I am thinking that what I need to do is devote more time to articulating positive solutions to SBC issues and less time confronting those I think are lying. If they are right, if God is on their side, I do not want to be opposing God. If, as I believe, these groups are wrong, dishonest, fleshly, and divisive, then they have more to worry about than the sharp tongue of a blogger from Sioux City. God will deal with them. If they are walking in the flesh, as I think, their movement has an expiration date. That is the nature of the flesh. It will self-destruct.

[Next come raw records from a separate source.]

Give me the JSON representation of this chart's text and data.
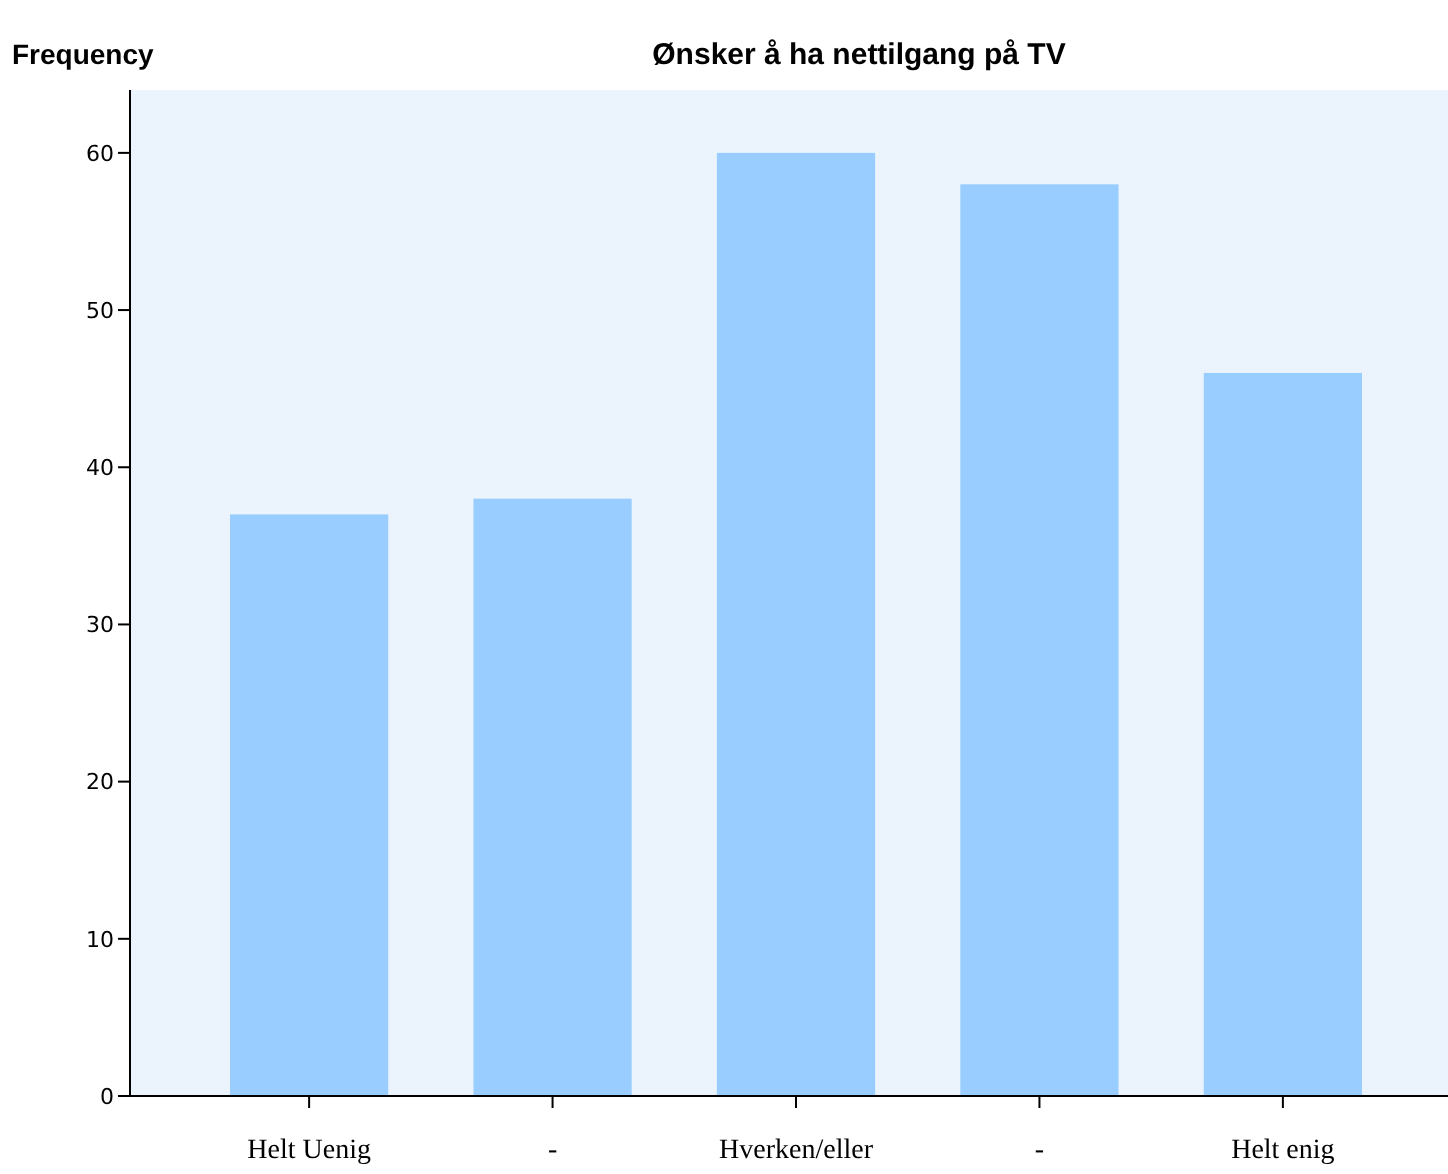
{
  "chart_data": {
    "type": "bar",
    "title": "Ønsker å ha nettilgang på TV",
    "ylabel": "Frequency",
    "categories": [
      "Helt Uenig",
      "-",
      "Hverken/eller",
      "-",
      "Helt enig"
    ],
    "values": [
      37,
      38,
      60,
      58,
      46
    ],
    "color": "#99ccff",
    "ylim": [
      0,
      64
    ],
    "yticks": [
      0,
      10,
      20,
      30,
      40,
      50,
      60
    ],
    "grid": false
  }
}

My job is to walk in the Spirit, to speak God’s truth as best I can, to build up and edify, and to remember, “Vengeance is mine, I will repay.” Of course, figuring out when to confront and when to “make room for the wrath of God” is an art, not a science. I am quite sure I will fail at it. I will sit back when I should speak and speak when I should sit back.
I am not saying that confrontation or discipline are never needed. I am saying that our “call-out” culture is not as grounded in God’s word as we think. I doubt any of us will ever completely get this right, but in my current struggle with my flesh and my frustration with SBC issues, I am thinking that the call-out/clap back culture is not accomplishing the purposes of God.